Quase 5.7 milhões de de pessoas fugiram da crise de direitos humanos que assola a Venezuela, tornando-a numa das maiores crises globais que leva à deslocação forçada da sua população. Curaçau, uma ilha caribenha próxima, que integra o Reino dos Países Baixos, está entre os países de destino. Estima-se que, atualmente, 17.000 venezuelanos vivam com estatuto migratório irregular na ilha.
“É inaceitável que o Reino dos Países Baixos tenha apoiado as autoridades de Curaçau a juntar, deter e deportar pessoas que fugiram da Venezuela em busca de segurança. Em vez de fecharem os olhos enquanto são violados os direitos humanos destas pessoas, as autoridades dos Países Baixos deveriam garantir que elas recebem a proteção internacional de que necessitam”, mencionou Erika Guevara-Rosas, diretora da Amnistia Internacional para as Américas.
“Em vez de fecharem os olhos enquanto são violados os direitos humanos destas pessoas, as autoridades dos Países Baixos deveriam garantir que elas recebem a proteção internacional de que necessitam”
Erika Guevara-Rosas
Ainda sem proteção
A Amnistia Internacional descobriu que a situação dos venezuelanos que procuram proteção em Curaçau não melhorou desde a publicação do seu relatório, Detidos e Deportados, em 2018. Ainda que Curaçau tenha introduzido um novo procedimento de proteção internacional, este não cumpre as normas internacionais de direitos humanos. Por exemplo, os venezuelanos que fogem da crise ainda são automaticamente detidos por períodos de tempo indefinidos, durante os quais são pressionados a assinar formulários, consentindo a sua deportação, e têm acesso muito limitado a assistência legal.
As entrevistas que avaliam a necessidade de proteção são executadas por funcionários governamentais, que estão igualmente responsáveis pela detenção de estrangeiros com estatuto migratório irregular. Até agora, o novo procedimento só tem conduzindo à rejeição de requerimentos de proteção internacional. A Amnistia Internacional teme o incumprimento do princípio de non-refoulement praticado constantemente por Curaçau, que reenvia as pessoas para a Venezuela, colocando-as em risco de graves violações de direitos humanos.
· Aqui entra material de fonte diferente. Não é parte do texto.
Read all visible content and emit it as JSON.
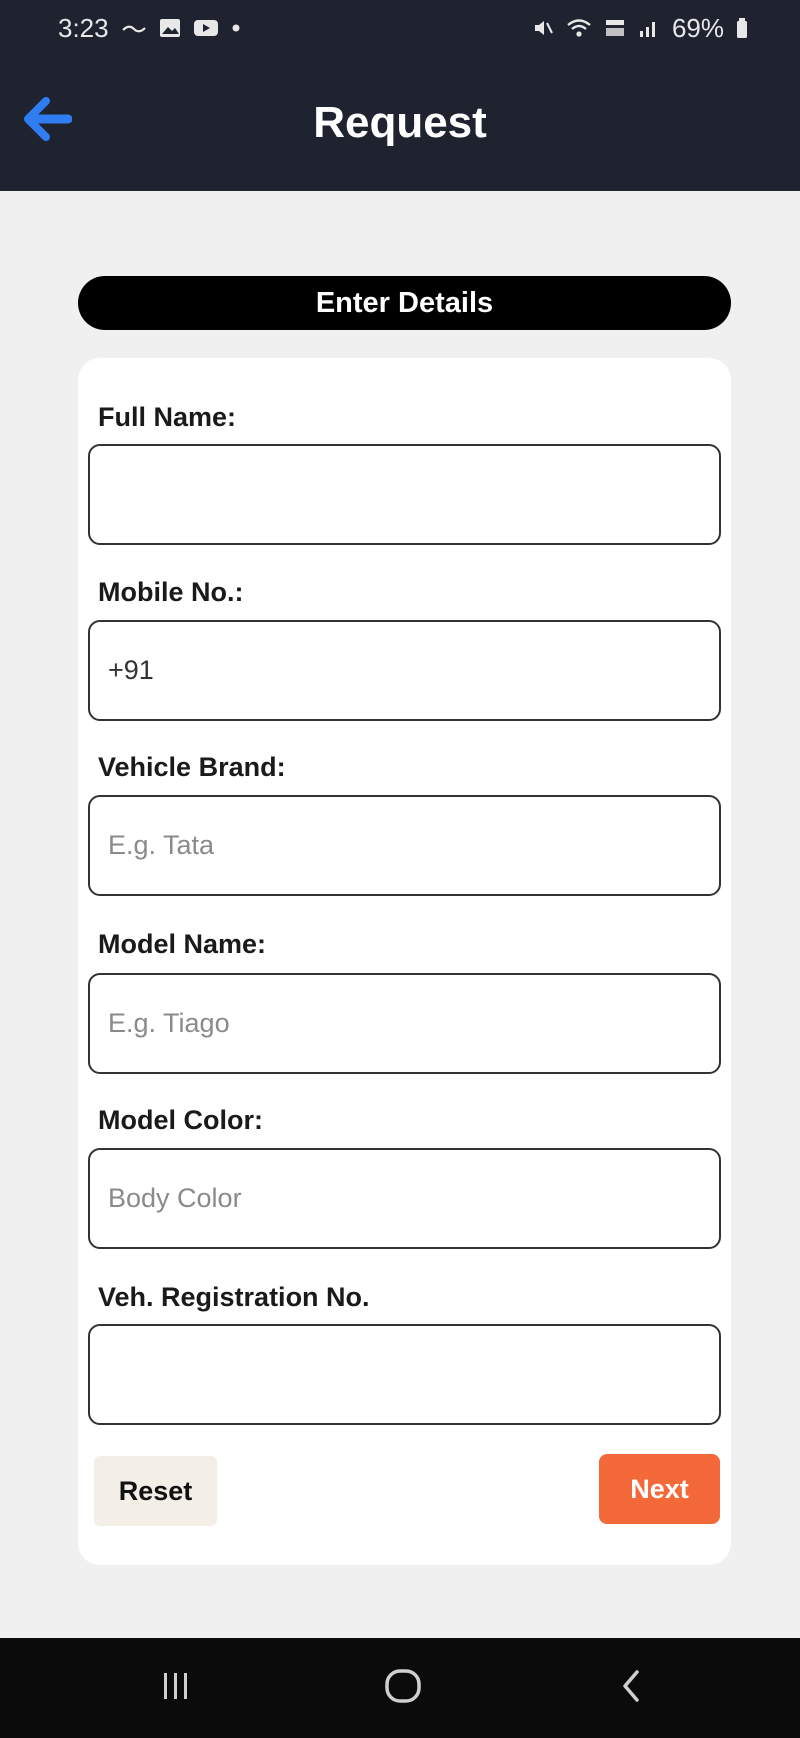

As condições no apelidado “Quartel de estrangeiros”, um centro de detenção localizado na prisão DDKK (Sentro di Detenshon i Korekshon Korsou), continuam desumanas, com pessoas detidas a serem sujeitas a privação sensorial, sobrelotação dos espaços, aprisionamento junto de prisioneiros condenados e falta de privacidade. À Amnistia Internacional, alguns venezuelanos partilharam o tratamento degradante e desumano por parte dos guardas prisionais, nomeadamente abuso físico (agressões) e verbal (insultos), detalhando que houve vezes em que os obrigaram a permanecer nus e a saltar como sapos. Em 2019, a polícia disparou balas de borracha sobre um grupo de pessoas que se encontrava no “Quartel de estrangeiros”. A força intencional e desproporcionada utilizada pela polícia, e a gravidade dos ferimentos, poderá equivaler a maus-tratos ou tortura.
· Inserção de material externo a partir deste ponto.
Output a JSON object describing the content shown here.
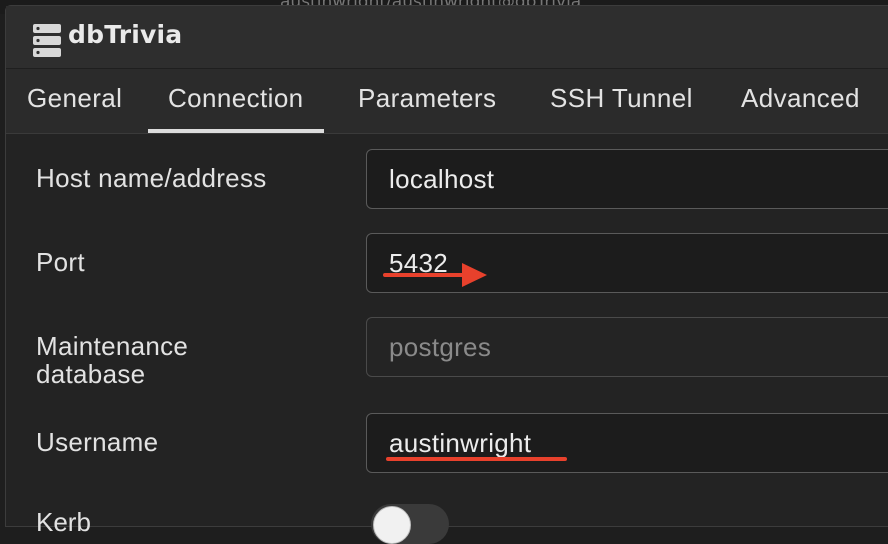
{
  "app": {
    "title": "dbTrivia"
  },
  "background": {
    "ghost_text": "austinwright/austinwright@dbTrivia"
  },
  "tabs": [
    {
      "label": "General"
    },
    {
      "label": "Connection"
    },
    {
      "label": "Parameters"
    },
    {
      "label": "SSH Tunnel"
    },
    {
      "label": "Advanced"
    }
  ],
  "active_tab": "Connection",
  "form": {
    "host": {
      "label": "Host name/address",
      "value": "localhost"
    },
    "port": {
      "label": "Port",
      "value": "5432"
    },
    "maintenance_db": {
      "label_line1": "Maintenance",
      "label_line2": "database",
      "placeholder": "postgres"
    },
    "username": {
      "label": "Username",
      "value": "austinwright"
    },
    "next_label_partial": "Kerb"
  },
  "colors": {
    "annotation_red": "#e8412c"
  },
  "icons": {
    "app": "server-stack-icon",
    "annotation": "red-arrow-icon"
  }
}
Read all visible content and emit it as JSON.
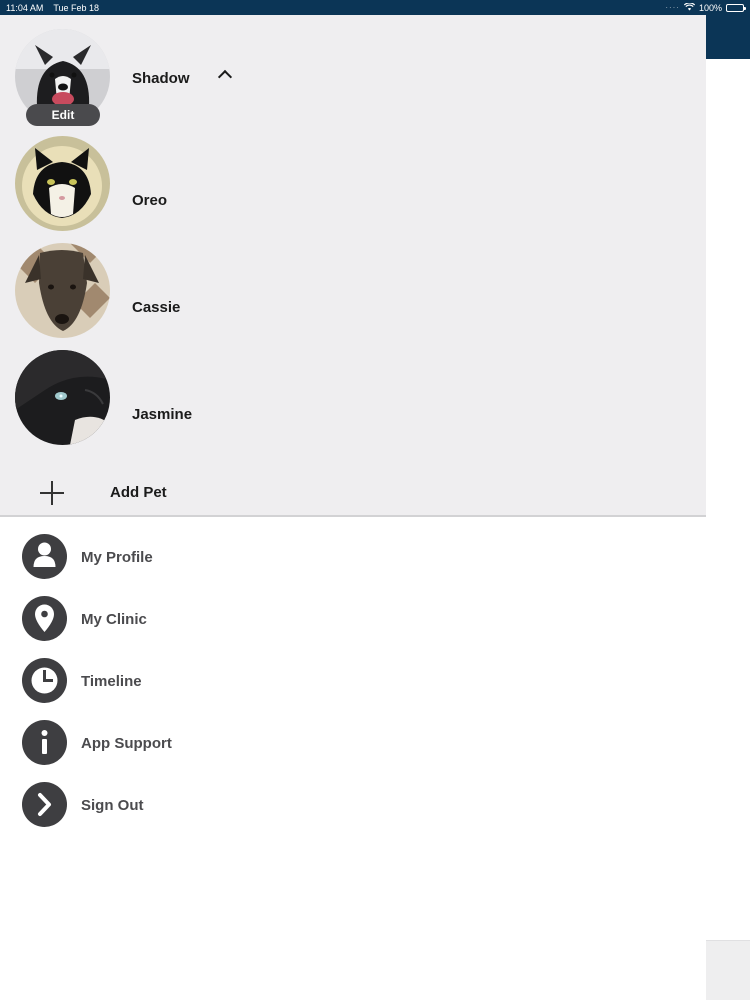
{
  "status_bar": {
    "time": "11:04 AM",
    "date": "Tue Feb 18",
    "battery": "100%",
    "icons": [
      "cellular-dots-icon",
      "wifi-icon",
      "battery-icon"
    ]
  },
  "pets": {
    "items": [
      {
        "name": "Shadow",
        "expanded": true,
        "edit_label": "Edit"
      },
      {
        "name": "Oreo"
      },
      {
        "name": "Cassie"
      },
      {
        "name": "Jasmine"
      }
    ],
    "add_label": "Add Pet"
  },
  "menu": {
    "items": [
      {
        "label": "My Profile",
        "icon": "person-icon"
      },
      {
        "label": "My Clinic",
        "icon": "location-pin-icon"
      },
      {
        "label": "Timeline",
        "icon": "clock-icon"
      },
      {
        "label": "App Support",
        "icon": "info-icon"
      },
      {
        "label": "Sign Out",
        "icon": "chevron-right-icon"
      }
    ]
  },
  "colors": {
    "header": "#0b3556",
    "drawer_bg": "#efeef0",
    "icon_bg": "#3e3e41",
    "text": "#1b1b1b"
  }
}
Miguel, uma das vítimas dos disparos com balas de borracha, recorda como os guardas prisionais o puniram por procurar proteção: “Três dias depois de chegar, começou a loucura. Os guardas não nos deixavam dormir. Faziam barulho com martelos o tempo todo. Eu estava a dormir no chão e encontrava-me mal alimentado. Perdi trinta e cinco quilos em cinco meses. Maltratavam-nos psicologicamente para assegurar que deixávamos a ilha.”
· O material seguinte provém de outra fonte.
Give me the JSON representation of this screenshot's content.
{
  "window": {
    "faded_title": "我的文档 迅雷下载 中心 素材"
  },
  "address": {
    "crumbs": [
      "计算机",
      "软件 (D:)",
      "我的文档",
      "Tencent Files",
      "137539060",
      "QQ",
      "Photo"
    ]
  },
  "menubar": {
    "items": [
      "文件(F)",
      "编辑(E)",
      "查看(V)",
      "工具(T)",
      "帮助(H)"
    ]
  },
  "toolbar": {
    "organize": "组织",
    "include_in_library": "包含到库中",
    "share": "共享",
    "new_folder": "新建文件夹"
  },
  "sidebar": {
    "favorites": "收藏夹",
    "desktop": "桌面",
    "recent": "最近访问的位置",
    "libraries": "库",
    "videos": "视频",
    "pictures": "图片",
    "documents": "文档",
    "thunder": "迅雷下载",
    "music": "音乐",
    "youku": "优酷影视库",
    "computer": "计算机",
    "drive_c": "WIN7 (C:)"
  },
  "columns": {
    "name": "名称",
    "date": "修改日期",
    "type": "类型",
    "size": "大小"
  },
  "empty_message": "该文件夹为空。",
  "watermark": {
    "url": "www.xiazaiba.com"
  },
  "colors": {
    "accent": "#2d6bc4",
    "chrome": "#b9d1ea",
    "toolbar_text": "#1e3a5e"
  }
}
“Maltratavam-nos psicologicamente para assegurar que deixávamos a ilha”
Relato de uma vítima
Detenção de crianças e separação de famílias
Curaçau violou os direitos das crianças venezuelanas, ao detê-las e separá-las dos seus pais, residentes na ilha. A Amnistia Internacional encontrou oito casos de crianças que estavam, ou tinham estado, detidas entre os adultos “Quartel de estrangeiros”, ou em centros de detenção juvenil. Em nenhum caso, as autoridades permitiram a reunião destas crianças com os seus pais, nem permitiram que os seus progenitores as visitassem. Em vez disso, deportaram estes menores, ou estavam a planear fazê-lo, sem o conhecimento ou autorização dos seus pais. O sofrimento emocional intencional e severo que os funcionários do governo causaram, ao deportar crianças e separá-las dos seus pais, poderá, em alguns casos, equivaler a tortura.
No caso de Yusmari, os seus dois filhos, naquela altura com 15 e 16 anos, foram automaticamente detidos no “Quartel de estrangeiros”, depois de terem sido intercetados pela Guarda Costeira e entregues à polícia de estrangeiros de Curaçau. Yusmari, que já em situação migratória irregular na ilha, recorda a detenção dos filhos: “Todas as vezes que chamávamos, nós chorávamos.” O seu filho mais novo, que agora está de volta à Venezuela, disse à Amnistia Internacional: “Eu senti-me mal. Não estava habituado a estar fechado.” Após dois dias, os filhos de Yusmari foram presos num centro de detenção juvenil, onde ela não estava autorizada a contactá-los ou a visitá-los. Quando Yusmari finalmente obteve autorização e chegou a este centro, soube que as autoridades de Curaçau já tinham deportado os seus filhos.
“Quando Yusmari finalmente obteve autorização e chegou a este centro [de detenção juvenil], soube que as autoridades de Curaçau já tinham deportado os seus filhos”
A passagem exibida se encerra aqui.